The Navy is the most hobbled by readiness failures among the four US military service branches, according to congressional auditors, a worrisome assessment given the crucial role it would play in any potential conflict with China.
(Bloomberg) — The Navy is the most hobbled by readiness failures among the four US military service branches, according to congressional auditors, a worrisome assessment given the crucial role it would play in any potential conflict with China.
The Navy piled up the most problems in its “resource readiness” rating from 2017 through 2021, according to the Government Accountability Office. The classified rating measures how well the military services acquire parts, personnel, supplies and training to be “mission-capable.”

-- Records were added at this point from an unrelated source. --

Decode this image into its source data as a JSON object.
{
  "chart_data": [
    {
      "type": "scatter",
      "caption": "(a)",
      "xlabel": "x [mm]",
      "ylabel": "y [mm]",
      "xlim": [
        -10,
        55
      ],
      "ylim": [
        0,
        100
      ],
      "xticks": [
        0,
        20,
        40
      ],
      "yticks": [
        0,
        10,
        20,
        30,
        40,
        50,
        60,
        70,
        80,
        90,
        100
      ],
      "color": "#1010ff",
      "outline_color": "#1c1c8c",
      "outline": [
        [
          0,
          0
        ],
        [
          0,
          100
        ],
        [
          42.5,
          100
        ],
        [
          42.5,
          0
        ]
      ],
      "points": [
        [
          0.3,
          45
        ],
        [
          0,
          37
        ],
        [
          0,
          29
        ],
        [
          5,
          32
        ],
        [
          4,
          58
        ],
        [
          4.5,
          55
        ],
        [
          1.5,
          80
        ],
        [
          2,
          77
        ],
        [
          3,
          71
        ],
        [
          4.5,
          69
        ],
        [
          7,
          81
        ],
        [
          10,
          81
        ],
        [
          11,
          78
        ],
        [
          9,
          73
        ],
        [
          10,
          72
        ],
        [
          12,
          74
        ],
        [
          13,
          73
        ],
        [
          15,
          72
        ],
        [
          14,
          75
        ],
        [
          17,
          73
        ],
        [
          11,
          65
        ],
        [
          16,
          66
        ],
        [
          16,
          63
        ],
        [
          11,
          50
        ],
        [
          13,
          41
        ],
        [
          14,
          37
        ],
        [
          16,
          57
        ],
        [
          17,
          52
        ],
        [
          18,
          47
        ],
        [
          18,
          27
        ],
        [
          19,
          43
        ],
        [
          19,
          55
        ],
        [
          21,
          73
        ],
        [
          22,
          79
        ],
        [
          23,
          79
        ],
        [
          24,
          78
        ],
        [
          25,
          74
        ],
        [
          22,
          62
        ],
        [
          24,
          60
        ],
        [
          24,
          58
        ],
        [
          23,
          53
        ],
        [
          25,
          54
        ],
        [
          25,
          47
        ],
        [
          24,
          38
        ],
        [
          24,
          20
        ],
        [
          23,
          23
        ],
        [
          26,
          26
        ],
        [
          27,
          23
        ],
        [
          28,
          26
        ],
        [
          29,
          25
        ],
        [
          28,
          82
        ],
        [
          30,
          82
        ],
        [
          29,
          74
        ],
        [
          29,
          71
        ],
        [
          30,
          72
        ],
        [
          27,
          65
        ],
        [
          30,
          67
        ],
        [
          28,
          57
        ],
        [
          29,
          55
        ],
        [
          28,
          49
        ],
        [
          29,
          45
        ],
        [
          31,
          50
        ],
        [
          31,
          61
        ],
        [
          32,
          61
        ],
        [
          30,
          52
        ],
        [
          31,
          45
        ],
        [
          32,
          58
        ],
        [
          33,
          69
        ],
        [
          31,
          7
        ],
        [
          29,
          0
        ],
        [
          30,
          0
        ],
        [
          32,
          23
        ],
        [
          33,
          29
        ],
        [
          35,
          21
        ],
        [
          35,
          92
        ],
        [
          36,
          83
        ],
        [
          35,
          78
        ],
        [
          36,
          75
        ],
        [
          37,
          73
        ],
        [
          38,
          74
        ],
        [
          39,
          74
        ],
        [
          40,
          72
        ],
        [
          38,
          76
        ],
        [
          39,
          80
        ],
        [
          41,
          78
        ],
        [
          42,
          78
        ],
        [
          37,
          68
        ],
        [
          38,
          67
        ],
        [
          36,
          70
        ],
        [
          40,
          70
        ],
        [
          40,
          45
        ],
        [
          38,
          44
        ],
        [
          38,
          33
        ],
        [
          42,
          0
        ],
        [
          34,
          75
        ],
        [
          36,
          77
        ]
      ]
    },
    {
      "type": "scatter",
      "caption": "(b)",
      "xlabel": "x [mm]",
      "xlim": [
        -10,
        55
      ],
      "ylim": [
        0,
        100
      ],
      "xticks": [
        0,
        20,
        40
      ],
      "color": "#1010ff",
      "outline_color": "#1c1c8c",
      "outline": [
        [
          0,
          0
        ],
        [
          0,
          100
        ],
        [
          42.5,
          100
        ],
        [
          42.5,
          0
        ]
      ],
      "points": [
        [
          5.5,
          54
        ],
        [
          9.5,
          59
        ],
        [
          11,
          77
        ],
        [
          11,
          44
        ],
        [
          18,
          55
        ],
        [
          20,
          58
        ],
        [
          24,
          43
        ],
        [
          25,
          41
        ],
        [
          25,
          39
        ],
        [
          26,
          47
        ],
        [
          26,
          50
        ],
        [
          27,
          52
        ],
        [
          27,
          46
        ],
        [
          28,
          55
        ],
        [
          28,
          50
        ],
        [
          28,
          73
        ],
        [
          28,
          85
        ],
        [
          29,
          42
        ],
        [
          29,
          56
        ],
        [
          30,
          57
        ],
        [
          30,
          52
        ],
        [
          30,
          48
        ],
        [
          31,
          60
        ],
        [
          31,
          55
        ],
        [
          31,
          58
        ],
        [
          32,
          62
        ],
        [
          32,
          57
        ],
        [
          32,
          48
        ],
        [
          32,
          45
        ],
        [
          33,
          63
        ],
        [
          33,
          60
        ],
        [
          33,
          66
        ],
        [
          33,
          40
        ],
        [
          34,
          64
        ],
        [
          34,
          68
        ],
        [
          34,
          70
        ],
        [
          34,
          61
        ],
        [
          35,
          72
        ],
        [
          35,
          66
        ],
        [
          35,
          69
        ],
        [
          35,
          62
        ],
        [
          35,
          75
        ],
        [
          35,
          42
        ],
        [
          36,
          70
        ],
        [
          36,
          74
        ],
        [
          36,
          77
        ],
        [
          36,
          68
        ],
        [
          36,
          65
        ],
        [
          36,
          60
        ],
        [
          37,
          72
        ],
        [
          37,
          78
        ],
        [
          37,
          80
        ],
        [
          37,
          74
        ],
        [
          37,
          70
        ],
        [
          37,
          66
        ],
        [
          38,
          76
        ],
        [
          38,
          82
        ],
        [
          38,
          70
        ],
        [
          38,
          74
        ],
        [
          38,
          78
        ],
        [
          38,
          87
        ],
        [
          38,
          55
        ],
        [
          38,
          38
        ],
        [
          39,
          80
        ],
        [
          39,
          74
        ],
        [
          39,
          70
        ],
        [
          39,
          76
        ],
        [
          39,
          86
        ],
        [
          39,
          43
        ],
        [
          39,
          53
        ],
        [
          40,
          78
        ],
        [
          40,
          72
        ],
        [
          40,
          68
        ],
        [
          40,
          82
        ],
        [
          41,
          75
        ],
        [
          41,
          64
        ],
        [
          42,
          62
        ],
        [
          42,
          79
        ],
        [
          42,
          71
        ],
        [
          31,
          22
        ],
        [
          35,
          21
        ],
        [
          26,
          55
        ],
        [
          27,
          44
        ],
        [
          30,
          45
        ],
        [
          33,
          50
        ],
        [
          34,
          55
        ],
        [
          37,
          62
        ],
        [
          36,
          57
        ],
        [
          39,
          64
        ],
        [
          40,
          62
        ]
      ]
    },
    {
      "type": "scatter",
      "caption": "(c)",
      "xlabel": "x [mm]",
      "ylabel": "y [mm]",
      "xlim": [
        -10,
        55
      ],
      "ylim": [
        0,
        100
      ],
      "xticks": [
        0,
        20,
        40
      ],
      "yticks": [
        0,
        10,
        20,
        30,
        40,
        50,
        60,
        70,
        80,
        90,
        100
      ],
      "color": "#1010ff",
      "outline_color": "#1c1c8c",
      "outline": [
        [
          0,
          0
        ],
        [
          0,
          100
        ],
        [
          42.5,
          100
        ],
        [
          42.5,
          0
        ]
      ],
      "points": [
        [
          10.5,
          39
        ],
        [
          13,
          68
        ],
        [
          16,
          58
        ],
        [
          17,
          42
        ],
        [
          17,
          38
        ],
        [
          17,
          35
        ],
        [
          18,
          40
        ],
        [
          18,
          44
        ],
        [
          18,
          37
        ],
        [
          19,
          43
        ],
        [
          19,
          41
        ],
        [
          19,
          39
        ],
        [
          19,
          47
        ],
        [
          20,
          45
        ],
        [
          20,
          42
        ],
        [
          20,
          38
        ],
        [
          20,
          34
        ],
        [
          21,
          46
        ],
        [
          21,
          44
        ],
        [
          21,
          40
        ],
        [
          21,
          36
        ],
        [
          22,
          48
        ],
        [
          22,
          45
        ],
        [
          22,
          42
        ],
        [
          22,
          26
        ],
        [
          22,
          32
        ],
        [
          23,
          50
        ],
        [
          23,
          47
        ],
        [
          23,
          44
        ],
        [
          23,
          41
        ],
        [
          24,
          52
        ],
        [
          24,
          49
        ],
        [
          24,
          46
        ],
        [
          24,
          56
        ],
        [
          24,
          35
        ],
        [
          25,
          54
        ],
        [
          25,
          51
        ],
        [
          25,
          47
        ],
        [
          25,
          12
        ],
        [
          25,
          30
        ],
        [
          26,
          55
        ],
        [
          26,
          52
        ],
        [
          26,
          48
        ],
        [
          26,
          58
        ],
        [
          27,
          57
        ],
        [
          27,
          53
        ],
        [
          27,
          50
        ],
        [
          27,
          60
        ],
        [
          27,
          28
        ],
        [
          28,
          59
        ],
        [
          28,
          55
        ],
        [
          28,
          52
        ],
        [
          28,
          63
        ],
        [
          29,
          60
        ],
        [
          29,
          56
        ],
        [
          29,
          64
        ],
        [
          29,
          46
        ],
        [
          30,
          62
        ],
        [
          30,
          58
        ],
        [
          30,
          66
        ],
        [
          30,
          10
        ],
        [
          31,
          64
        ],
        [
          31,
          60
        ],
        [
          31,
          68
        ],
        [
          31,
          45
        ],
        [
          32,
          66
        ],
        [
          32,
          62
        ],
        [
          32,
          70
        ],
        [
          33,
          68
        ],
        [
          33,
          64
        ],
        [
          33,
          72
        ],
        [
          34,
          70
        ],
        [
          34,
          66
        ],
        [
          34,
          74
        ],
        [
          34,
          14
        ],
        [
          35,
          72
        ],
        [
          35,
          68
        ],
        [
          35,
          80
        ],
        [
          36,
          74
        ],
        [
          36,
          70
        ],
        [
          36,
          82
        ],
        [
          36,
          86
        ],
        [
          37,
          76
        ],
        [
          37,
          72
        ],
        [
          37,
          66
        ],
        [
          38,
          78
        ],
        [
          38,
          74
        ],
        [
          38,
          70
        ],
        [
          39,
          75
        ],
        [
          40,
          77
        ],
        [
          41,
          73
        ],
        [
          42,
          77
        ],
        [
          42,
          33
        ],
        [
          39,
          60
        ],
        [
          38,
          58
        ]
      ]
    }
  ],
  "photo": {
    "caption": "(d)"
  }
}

“Potential adversaries, most notably China and Russia, have developed and enhanced their own capabilities,” Diana Maurer, the Government Accountability Office’s military readiness director, said in a prepared statement for a Senate Armed Services Committee hearing on Tuesday. “At the same time, our work has shown that nearly two decades of conflict has degraded U.S. military readiness.”
The services judge readiness in two ways: Do units have adequate resources, and can they execute their missions? GAO’s statement highlighted “key findings and recommendations from more than three dozen GAO reports on different aspects of military readiness,” Maurer said. “And what we’ve found is rather troubling.”
Although her presentation mostly summarized past reports, including a particularly damning one in January on surface ship readiness, bringing them together paints a daunting picture of the depth and breadth of readiness challenges the Navy faces.
“Readiness increased in the ground domain and declined in the sea domain from fiscal year 2017 through fiscal year 2021, and rating changes were mixed in the air and space domains,” Maurer said in the statement.
The GAO compilation raises questions about the Navy’s current capability to defeat China if conflict erupts over its claims to Taiwan. Some analysts say China could have the military capability to seize the island democracy by force as soon as 2027.
The GAO said that a Navy estimate of funds needed to clear its maintenance backlog totaled $1.7 billion for surface ships and almost $100 million for aircraft carriers.
Admiral Mike Gilday, chief of naval operations, told a House panel last month that some ships are “manned, they’re trained, they’re equipped” and ready for combat operations. But overall, he said, “I’m not satisfied with where we are with respect to maintenance and readiness of the force. It does need to improve.”